The initial feedback from other stakeholders confirmed that preference for the right panel version as it felt scalable and allowed users can centralize all filters. However, to account for user familiarity for users from a competitor tool called Qlik, the business decided to first focus on a horizontal filter pane and include the collapsible side pane as well as a floating button as options for future iterations. In both concepts I have been introducing filter chips as a simple and modern way to add, refine, cancel and view applied filters.
Concepts II
The insights gathered from users showed that it is important to have a compact default design as screen real estate is limited in this context. Users want to stack several individual filters vertically or horizontally or group them, for example as calendar, slider or dropdowns.
Hence, I designed the filter objects to similarly compact and simple yet similar to the global filter dropdowns. In collaboration with the PM I defined styling properties and features to be exposed in the properties panel for those filter objects and decided on their hierarchy based on learnings from user research. In my work I also used quick surveys with internal personas to gather insights. Collaborating with developers on the implementation of the designs brought some additional feedback, for example on including multi-select by keyboard.
Usertesting
I tested with five expert users in moderated (remote and in person) user tests to understand if filtering is intuitive and flag problems that users might encounter. I created a script with tasks to determine task completion rates. The tests showed 100% completion rate of tasks but also clear patterns: users wish to have filter feedback on each chart to improve understanding of what is being in or excluded, they need to be able to read long value names in filter dropdowns and want more control over available dimensions in the filter bar.
I used affinity diagramming to cluster insights into high priority, quick fixes and long term opportunities that I presented to the stakeholder team. Together with the product manager, I prioritized those results and processed quick fixes such as adding tooltips for long field names.
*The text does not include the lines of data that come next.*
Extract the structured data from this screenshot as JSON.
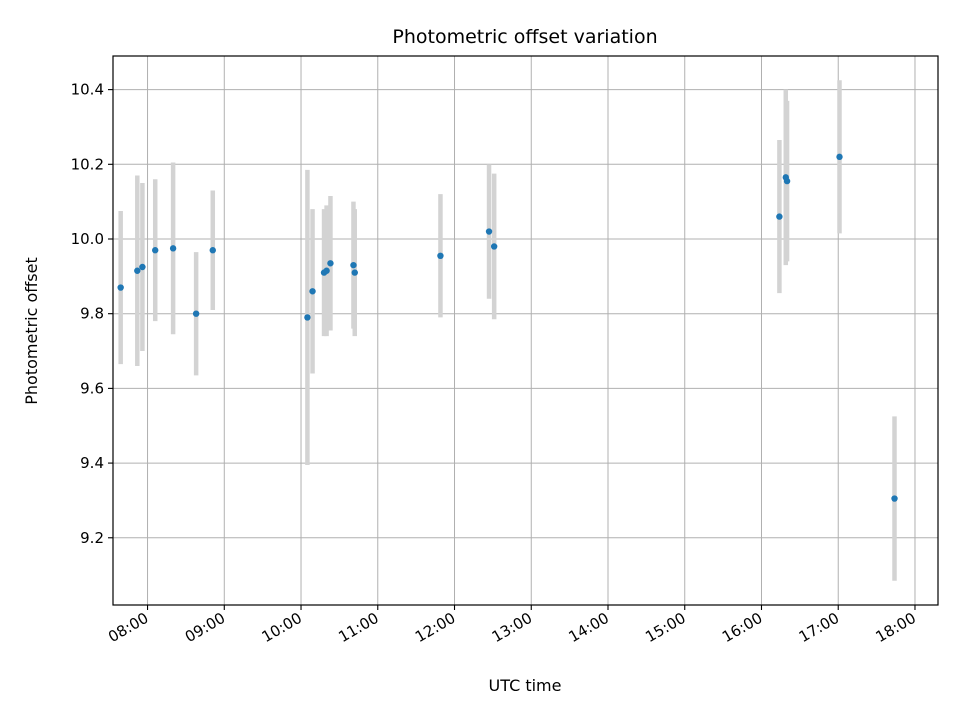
{
  "chart_data": {
    "type": "scatter",
    "title": "Photometric offset variation",
    "xlabel": "UTC time",
    "ylabel": "Photometric offset",
    "grid": true,
    "x_unit": "UTC time (HH:MM)",
    "xlim": [
      "07:33",
      "18:18"
    ],
    "ylim": [
      9.02,
      10.49
    ],
    "xticks": [
      "08:00",
      "09:00",
      "10:00",
      "11:00",
      "12:00",
      "13:00",
      "14:00",
      "15:00",
      "16:00",
      "17:00",
      "18:00"
    ],
    "yticks": [
      9.2,
      9.4,
      9.6,
      9.8,
      10.0,
      10.2,
      10.4
    ],
    "ytick_labels": [
      "9.2",
      "9.4",
      "9.6",
      "9.8",
      "10.0",
      "10.2",
      "10.4"
    ],
    "colors": {
      "points": "#1f77b4",
      "errorbars": "#d3d3d3",
      "grid": "#b0b0b0"
    },
    "points": [
      {
        "x": "07:39",
        "y": 9.87,
        "err": 0.205
      },
      {
        "x": "07:52",
        "y": 9.915,
        "err": 0.255
      },
      {
        "x": "07:56",
        "y": 9.925,
        "err": 0.225
      },
      {
        "x": "08:06",
        "y": 9.97,
        "err": 0.19
      },
      {
        "x": "08:20",
        "y": 9.975,
        "err": 0.23
      },
      {
        "x": "08:38",
        "y": 9.8,
        "err": 0.165
      },
      {
        "x": "08:51",
        "y": 9.97,
        "err": 0.16
      },
      {
        "x": "10:05",
        "y": 9.79,
        "err": 0.395
      },
      {
        "x": "10:09",
        "y": 9.86,
        "err": 0.22
      },
      {
        "x": "10:18",
        "y": 9.91,
        "err": 0.17
      },
      {
        "x": "10:20",
        "y": 9.915,
        "err": 0.175
      },
      {
        "x": "10:23",
        "y": 9.935,
        "err": 0.18
      },
      {
        "x": "10:41",
        "y": 9.93,
        "err": 0.17
      },
      {
        "x": "10:42",
        "y": 9.91,
        "err": 0.17
      },
      {
        "x": "11:49",
        "y": 9.955,
        "err": 0.165
      },
      {
        "x": "12:27",
        "y": 10.02,
        "err": 0.18
      },
      {
        "x": "12:31",
        "y": 9.98,
        "err": 0.195
      },
      {
        "x": "16:14",
        "y": 10.06,
        "err": 0.205
      },
      {
        "x": "16:19",
        "y": 10.165,
        "err": 0.235
      },
      {
        "x": "16:20",
        "y": 10.155,
        "err": 0.215
      },
      {
        "x": "17:01",
        "y": 10.22,
        "err": 0.205
      },
      {
        "x": "17:44",
        "y": 9.305,
        "err": 0.22
      }
    ]
  }
}
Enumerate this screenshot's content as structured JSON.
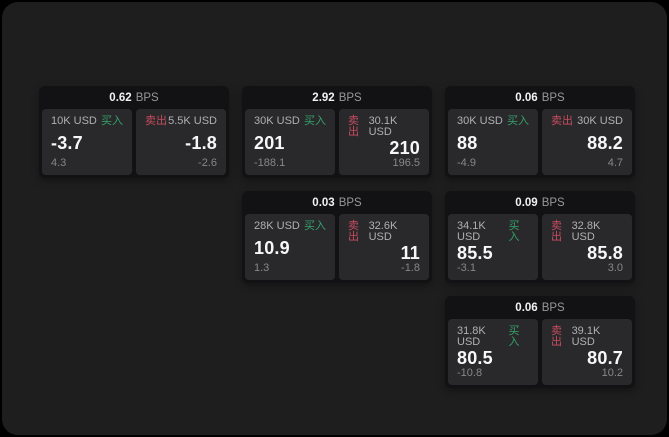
{
  "labels": {
    "bps_unit": "BPS",
    "buy": "买入",
    "sell": "卖出"
  },
  "colors": {
    "buy_accent": "#35a06a",
    "sell_accent": "#c94b60",
    "page_bg": "#000000",
    "panel_bg": "#1e1e1f",
    "card_bg": "#121214",
    "tile_bg": "#29292b"
  },
  "cards": [
    {
      "bps": "0.62",
      "buy": {
        "amount": "10K USD",
        "price": "-3.7",
        "change": "4.3"
      },
      "sell": {
        "amount": "5.5K USD",
        "price": "-1.8",
        "change": "-2.6"
      }
    },
    {
      "bps": "2.92",
      "buy": {
        "amount": "30K USD",
        "price": "201",
        "change": "-188.1"
      },
      "sell": {
        "amount": "30.1K USD",
        "price": "210",
        "change": "196.5"
      }
    },
    {
      "bps": "0.06",
      "buy": {
        "amount": "30K USD",
        "price": "88",
        "change": "-4.9"
      },
      "sell": {
        "amount": "30K USD",
        "price": "88.2",
        "change": "4.7"
      }
    },
    {
      "bps": "0.03",
      "buy": {
        "amount": "28K USD",
        "price": "10.9",
        "change": "1.3"
      },
      "sell": {
        "amount": "32.6K USD",
        "price": "11",
        "change": "-1.8"
      }
    },
    {
      "bps": "0.09",
      "buy": {
        "amount": "34.1K USD",
        "price": "85.5",
        "change": "-3.1"
      },
      "sell": {
        "amount": "32.8K USD",
        "price": "85.8",
        "change": "3.0"
      }
    },
    {
      "bps": "0.06",
      "buy": {
        "amount": "31.8K USD",
        "price": "80.5",
        "change": "-10.8"
      },
      "sell": {
        "amount": "39.1K USD",
        "price": "80.7",
        "change": "10.2"
      }
    }
  ]
}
One of the strong patterns were that users want to see feedback in the charts on which filters were applied in the properties panel by the creator of the chart. To solve that problem, I developed a design concept for a floating filter pane that can be opened via a filter icon that is added when a filter is applied. Due to limited developer capacity and as business prioritized other features, this has been moved to a backlog and only shared to stakeholders.
View stakeholder presentation
Reflections
In general, usertesting showed that expert users find the filtering experience I designed intuitive and familiar. Task completion rates were high (95%). Due to business limitations though, only the feedback bar has been developed and the filter button with the pane had to be saved for a silver iteration.
As the horizontal pane can be disturbing in the workbook design, the option was added to remove it and keep a floating button for applying and removing filters. Improving the filtering experience is an ongoing endevaour. I collect user feedback on an ongoing basis from users commenting on Astrato´s community platform. I log this feedback in our research documentation tool Glean.ly which allows to detect new patterns.
As Astrato matures and finances are being secured, more effort should be made towards integrating user feedback such as displaying in-chart filter feedback into next iterations. Ideally, two or more filtering experiences can be offered to users in order to customize the workbook creation experience. If more resources can be allocated, the formerly preferred option of a floating filter button with collapsible pane should be developed and tested.